I'd like to change the logic in the following way, so that we won't import unprotected keys.
New logic: Import secret keys into temp storage, unprotecting them, protect them with the automatic passphrase, then copying them to the permanent storage.
This way, if protecting fails, our import will fail, and we avoid having unprotected keys.

Unfortunately this didn't work. With this change, our stored keys are unprotected. I don't fully understand yet why. Probably we're allowed to export unprotected key material from the temporary space, so the protection that as added in the protected space gets lost. I'll revert this part.

After enabling the pref, the account settings e2ee pane throws an exception. I think I need to change the am-e2e.js code to also listen for the pref change, and enable items accordingly.

(In reply to Kai Engert (:KaiE:) from comment #22)

After enabling the pref, the account settings e2ee pane throws an exception. I think I need to change the am-e2e.js code to also listen for the pref change, and enable items accordingly.

There are a lot of dynamic actions in that code. I'd prefer to do that in a separate step. It might be helpful if the migrator suggests to restart Thunderbird, after the migration was completed.

Pushed by kaie@kuix.de:
https://hg.mozilla.org/comm-central/rev/9f8203aa87e7
Handle missing file encrypted-openpgp-passphrase.txt and unprotected keys. r=PatrickBrunschwig

Comment on attachment 9169146 [details]
Bug 1656287 - Handle missing file encrypted-openpgp-passphrase.txt and unprotected keys. r=PatrickBrunschwig

Approval request:

As described in the bug, users of the Enigmail migration have corrupted profiles and keys stored without protection. It is very important to get that repaired.

There is a small amount of risk, because the backend initialization logic on startup had to be reordered.

For existing users of OpenPGP in TB 78 who haven't a corrupted profile, the risk is minimal. We introduce new checks at startup. Only users who have corruption will get the repair code executed. And we prompt and ask for confirmation, prior to repairing (in english only).

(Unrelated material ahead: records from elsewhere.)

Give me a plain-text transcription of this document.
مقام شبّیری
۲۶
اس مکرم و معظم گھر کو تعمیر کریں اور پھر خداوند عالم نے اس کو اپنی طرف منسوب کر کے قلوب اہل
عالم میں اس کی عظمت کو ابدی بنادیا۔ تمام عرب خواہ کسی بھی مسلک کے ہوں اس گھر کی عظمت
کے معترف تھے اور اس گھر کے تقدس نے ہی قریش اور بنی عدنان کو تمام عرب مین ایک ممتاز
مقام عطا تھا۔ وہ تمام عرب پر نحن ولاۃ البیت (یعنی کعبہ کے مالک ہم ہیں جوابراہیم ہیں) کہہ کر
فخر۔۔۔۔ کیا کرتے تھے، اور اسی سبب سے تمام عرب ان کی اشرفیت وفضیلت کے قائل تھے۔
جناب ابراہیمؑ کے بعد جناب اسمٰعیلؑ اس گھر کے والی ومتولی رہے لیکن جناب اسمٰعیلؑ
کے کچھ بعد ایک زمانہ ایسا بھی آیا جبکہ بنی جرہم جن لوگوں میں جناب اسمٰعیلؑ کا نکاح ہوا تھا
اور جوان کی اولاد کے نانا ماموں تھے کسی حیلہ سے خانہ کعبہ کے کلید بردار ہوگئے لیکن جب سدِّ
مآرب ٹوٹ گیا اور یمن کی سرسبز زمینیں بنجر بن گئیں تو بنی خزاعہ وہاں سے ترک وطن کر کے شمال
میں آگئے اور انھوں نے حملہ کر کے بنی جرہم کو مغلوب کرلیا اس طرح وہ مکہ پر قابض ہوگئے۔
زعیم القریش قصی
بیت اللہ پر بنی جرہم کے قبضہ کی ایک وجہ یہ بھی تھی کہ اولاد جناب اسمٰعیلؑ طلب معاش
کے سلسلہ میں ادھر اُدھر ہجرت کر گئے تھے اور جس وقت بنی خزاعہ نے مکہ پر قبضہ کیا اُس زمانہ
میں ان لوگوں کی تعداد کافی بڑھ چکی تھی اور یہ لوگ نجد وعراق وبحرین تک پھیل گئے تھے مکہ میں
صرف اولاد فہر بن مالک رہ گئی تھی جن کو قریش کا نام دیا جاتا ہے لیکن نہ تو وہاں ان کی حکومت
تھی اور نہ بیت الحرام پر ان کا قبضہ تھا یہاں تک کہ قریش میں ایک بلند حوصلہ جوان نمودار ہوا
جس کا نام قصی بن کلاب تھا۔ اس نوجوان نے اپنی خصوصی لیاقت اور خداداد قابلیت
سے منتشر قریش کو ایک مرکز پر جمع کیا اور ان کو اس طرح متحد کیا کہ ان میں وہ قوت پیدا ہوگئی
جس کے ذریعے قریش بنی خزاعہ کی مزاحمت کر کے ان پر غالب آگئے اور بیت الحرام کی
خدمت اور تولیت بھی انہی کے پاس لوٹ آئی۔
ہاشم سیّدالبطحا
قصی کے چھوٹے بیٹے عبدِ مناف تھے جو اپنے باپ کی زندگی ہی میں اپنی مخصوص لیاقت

Nevertheless, it seems important to push this to users soon. It's a difficult call if this should be pushed to esr78 immediately, as the bug prevents the ability to use OpenPGP for affected users. On the other hand, it might be sensible to start with c-c and beta for a few days, to confirm it's not introducing any new major issue.

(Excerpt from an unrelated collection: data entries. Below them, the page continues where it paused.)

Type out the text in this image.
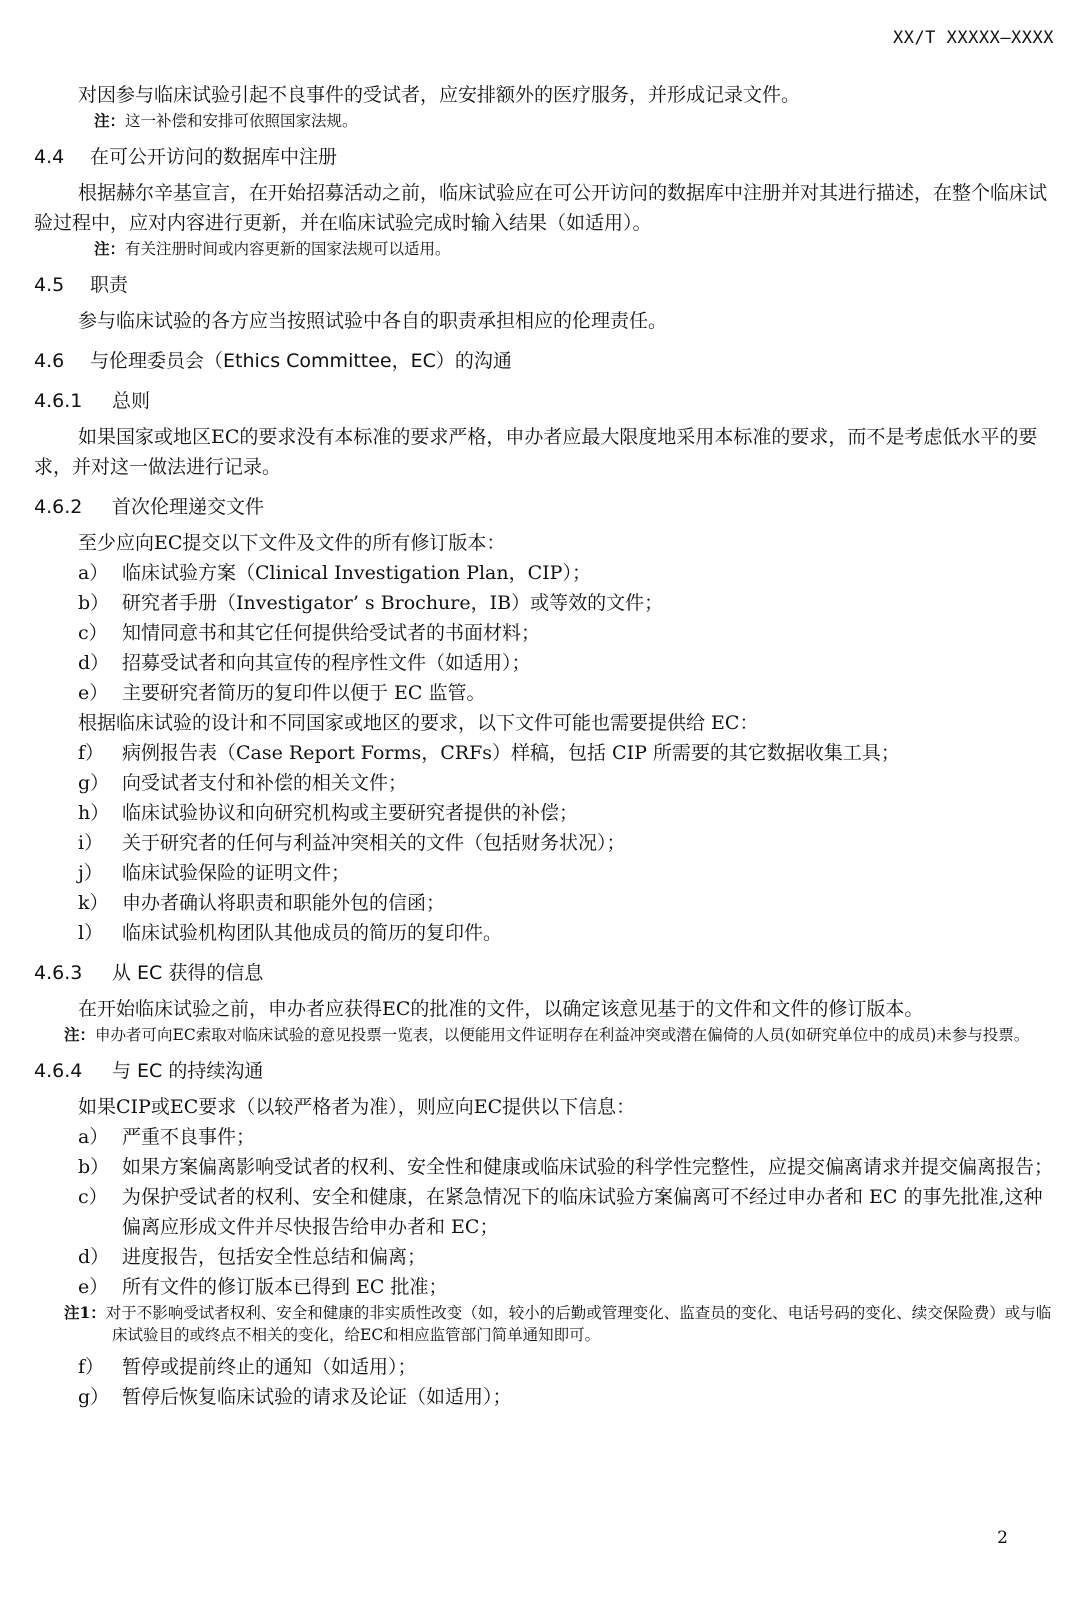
XX/T XXXXX—XXXX

对因参与临床试验引起不良事件的受试者，应安排额外的医疗服务，并形成记录文件。

注：这一补偿和安排可依照国家法规。

4.4 在可公开访问的数据库中注册

根据赫尔辛基宣言，在开始招募活动之前，临床试验应在可公开访问的数据库中注册并对其进行描述，在整个临床试验过程中，应对内容进行更新，并在临床试验完成时输入结果（如适用）。

注：有关注册时间或内容更新的国家法规可以适用。

4.5 职责

参与临床试验的各方应当按照试验中各自的职责承担相应的伦理责任。

4.6 与伦理委员会（Ethics Committee，EC）的沟通
4.6.1 总则

如果国家或地区EC的要求没有本标准的要求严格，申办者应最大限度地采用本标准的要求，而不是考虑低水平的要求，并对这一做法进行记录。

4.6.2 首次伦理递交文件

至少应向EC提交以下文件及文件的所有修订版本：

a） 临床试验方案（Clinical Investigation Plan，CIP）；
b） 研究者手册（Investigator’ s Brochure，IB）或等效的文件；
c） 知情同意书和其它任何提供给受试者的书面材料；
d） 招募受试者和向其宣传的程序性文件（如适用）；
e） 主要研究者简历的复印件以便于 EC 监管。

根据临床试验的设计和不同国家或地区的要求，以下文件可能也需要提供给 EC：

f） 病例报告表（Case Report Forms，CRFs）样稿，包括 CIP 所需要的其它数据收集工具；
g） 向受试者支付和补偿的相关文件；
h） 临床试验协议和向研究机构或主要研究者提供的补偿；
i） 关于研究者的任何与利益冲突相关的文件（包括财务状况）；
j） 临床试验保险的证明文件；
k） 申办者确认将职责和职能外包的信函；
l） 临床试验机构团队其他成员的简历的复印件。
4.6.3 从 EC 获得的信息

在开始临床试验之前，申办者应获得EC的批准的文件，以确定该意见基于的文件和文件的修订版本。

注：申办者可向EC索取对临床试验的意见投票一览表，以便能用文件证明存在利益冲突或潜在偏倚的人员(如研究单位中的成员)未参与投票。

4.6.4 与 EC 的持续沟通

如果CIP或EC要求（以较严格者为准），则应向EC提供以下信息：

a） 严重不良事件；
b） 如果方案偏离影响受试者的权利、安全性和健康或临床试验的科学性完整性，应提交偏离请求并提交偏离报告；
c） 为保护受试者的权利、安全和健康，在紧急情况下的临床试验方案偏离可不经过申办者和 EC 的事先批准,这种偏离应形成文件并尽快报告给申办者和 EC；
d） 进度报告，包括安全性总结和偏离；
e） 所有文件的修订版本已得到 EC 批准；

注1：对于不影响受试者权利、安全和健康的非实质性改变（如，较小的后勤或管理变化、监查员的变化、电话号码的变化、续交保险费）或与临床试验目的或终点不相关的变化，给EC和相应监管部门简单通知即可。

f） 暂停或提前终止的通知（如适用）；
g） 暂停后恢复临床试验的请求及论证（如适用）；
2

Comment on attachment 9169146 [details]
Bug 1656287 - Handle missing file encrypted-openpgp-passphrase.txt and unprotected keys. r=PatrickBrunschwig

[Triage Comment]
Approved for beta
Approved for esr78

https://hg.mozilla.org/releases/comm-beta/rev/95e70007e95e6ceb2febd99d5115893a765b9160

https://hg.mozilla.org/releases/comm-esr78/rev/8bbe9af4c6f2726db0fbf20e43ea9fe0e1a07bf1

(In reply to Kai Engert (:KaiE:) from comment #20)

At this time, to work around this issue, you could delete some files from your Thunderbird profile, and start from scratch. You would have to ensure that you have good backups of all your secret keys. Then you could quit Thunderbird, and move the secring.gpg file away. This should allow Thunderbird to create a fresh, empty secring.gpg file and also create a fresh encrypted-openpgp-passphrase.txt file. Then you could try to migrate again using Enigmail 2.2. To ensure you don't run into this bug again, verify that pref mail.openpgp.enable it set to true, and restart Thunderbird before allowing the key migration.

KaiE, which are these “some files”?

Anyway, as described in bug 1658187, we still can’t import PGP keys even with a new Thunderbird 78.2.0 profile.